Al día siguiente, los próxenos condujeron a los mensajeros del tirano cuesta arriba hasta la casa del escultor, pero el viento nocturno había ejecutado extrañas proezas. Los gritos de los esclavos se alzaban en una terrible escena de desolación, los patios humildes y las tapias lucían solitarios y estremecidos, y en el olivar ya no se levantaban las brillantes columnas de aquel amplio salón donde Musides soñara y trabajara. Sobre la suntuosa galería mayor se había desplomado la pesada rama que sobresalía del insólito árbol nuevo, reduciendo absolutamente a un montón de ruinas espantosas, aquel poema de mármol.
Extranjeros y tegeanos quedaron pasmados, contemplando la catástrofe causada por el grande y siniestro árbol cuyo talante resultaba tan inexplicablemente humano y cuyas raíces alcanzaban de manera tan peculiar el esculpido sepulcro de Calos. Y su miedo y su vértigo aumentaron al buscar entre el derribado aposento, ya que no pudo hallarse resto alguno del noble Musides ni de su imagen maravillosamente cincelada de Tycho. Entre aquellas espantosas ruinas no moraba sino el caos y los representantes de ambas ciudades se vieron desilusionados. Los siracusanos porque no tuvieron estatua para trasladar a casa y los tegeanos porque ya no tenían un artista al que conceder los laureles.
Sin embargo, los siracusanos lograron obtener una espléndida estatua para Atenas y los tegeanos se consolaron levantando en el ágora un templo de mármol para evocar los talentos, las virtudes y el amor fraternal de Musides.

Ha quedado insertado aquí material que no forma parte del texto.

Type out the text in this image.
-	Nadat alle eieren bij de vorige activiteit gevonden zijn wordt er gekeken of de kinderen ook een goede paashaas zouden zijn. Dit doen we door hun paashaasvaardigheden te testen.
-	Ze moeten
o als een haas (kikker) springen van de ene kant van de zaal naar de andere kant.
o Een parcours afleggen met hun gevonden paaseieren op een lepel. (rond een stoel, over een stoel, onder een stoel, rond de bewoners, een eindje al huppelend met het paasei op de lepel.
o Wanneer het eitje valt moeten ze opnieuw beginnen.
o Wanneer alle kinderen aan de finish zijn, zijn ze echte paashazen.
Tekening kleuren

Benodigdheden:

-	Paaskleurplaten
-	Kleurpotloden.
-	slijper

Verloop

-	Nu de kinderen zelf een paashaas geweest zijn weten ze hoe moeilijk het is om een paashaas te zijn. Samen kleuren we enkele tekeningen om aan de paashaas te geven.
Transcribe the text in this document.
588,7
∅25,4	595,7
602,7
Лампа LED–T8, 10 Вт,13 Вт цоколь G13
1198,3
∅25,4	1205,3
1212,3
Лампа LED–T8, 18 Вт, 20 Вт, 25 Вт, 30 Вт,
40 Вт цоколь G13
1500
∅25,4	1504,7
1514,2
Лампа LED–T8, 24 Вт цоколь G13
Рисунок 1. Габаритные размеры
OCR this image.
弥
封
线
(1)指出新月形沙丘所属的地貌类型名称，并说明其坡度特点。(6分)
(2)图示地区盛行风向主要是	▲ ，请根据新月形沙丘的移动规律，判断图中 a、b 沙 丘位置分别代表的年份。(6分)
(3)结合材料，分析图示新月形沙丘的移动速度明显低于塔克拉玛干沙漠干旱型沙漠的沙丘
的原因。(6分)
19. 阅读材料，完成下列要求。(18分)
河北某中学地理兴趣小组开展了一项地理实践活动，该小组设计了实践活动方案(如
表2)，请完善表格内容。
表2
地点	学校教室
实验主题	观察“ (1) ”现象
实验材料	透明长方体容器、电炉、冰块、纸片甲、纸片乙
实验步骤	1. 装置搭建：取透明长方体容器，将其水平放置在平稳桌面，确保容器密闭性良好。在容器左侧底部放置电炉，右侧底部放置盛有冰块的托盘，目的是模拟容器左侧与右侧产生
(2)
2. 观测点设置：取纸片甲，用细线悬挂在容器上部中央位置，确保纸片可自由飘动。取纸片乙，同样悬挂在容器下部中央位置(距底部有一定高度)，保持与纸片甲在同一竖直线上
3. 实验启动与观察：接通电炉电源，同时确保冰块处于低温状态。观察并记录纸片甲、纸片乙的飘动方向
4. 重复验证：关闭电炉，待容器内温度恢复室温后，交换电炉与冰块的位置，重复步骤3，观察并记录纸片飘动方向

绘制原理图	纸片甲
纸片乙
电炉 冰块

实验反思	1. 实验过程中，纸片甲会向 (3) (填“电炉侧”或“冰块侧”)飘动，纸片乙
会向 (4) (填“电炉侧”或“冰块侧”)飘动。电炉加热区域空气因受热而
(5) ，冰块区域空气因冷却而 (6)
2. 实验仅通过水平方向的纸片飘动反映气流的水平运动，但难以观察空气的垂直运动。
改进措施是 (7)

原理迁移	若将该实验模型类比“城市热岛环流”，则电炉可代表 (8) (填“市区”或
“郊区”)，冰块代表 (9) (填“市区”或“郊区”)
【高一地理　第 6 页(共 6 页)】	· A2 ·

Pero el olivar sigue allí, así como el árbol que nace en la tumba de Calos, y el anciano ovejero me contó que a veces en las noches ventosas las ramas murmuran entre sí, diciéndose una y otra vez, “¡yo sé! ¡yo sé! ¡yo sé!”
The Tree: escrito en 1920 y publicado en 1921.
El grabado en la casa23
Los admiradores del horror suelen buscar los sitios lejanos y llenos de misterio como las catacumbas de Ptolomeo o los fastuosos mausoleos de cualquier parte. Se entregan a trepar las arruinadas torres de los castillos del Rin preferiblemente a la luz de la luna o a transitar inseguros entre las tenebrosas escaleras llenas de telarañas que aún existen entre los restos de algunas ciudades asiáticas. Sus templos son los bosques embrujados o las montañas escabrosas, y sus reliquias están dadas por los horribles monolitos que se alzan en islas deshabitadas. Sin embargo, para el verdadero amante del horror, aquel que puede llegar a sentir justificada toda su existencia ante un nuevo estremecimiento, son especialmente atractivas las viejas y solitarias granjas de Nueva Inglaterra, puesto que es allí donde se produce la combinación perfecta de elementos tales como la fantasía, la soledad, lo ignorado y la presencia de fuerzas oscuras, que unidas en conjunto, pueden alcanzar altos vértices de lo tenebroso.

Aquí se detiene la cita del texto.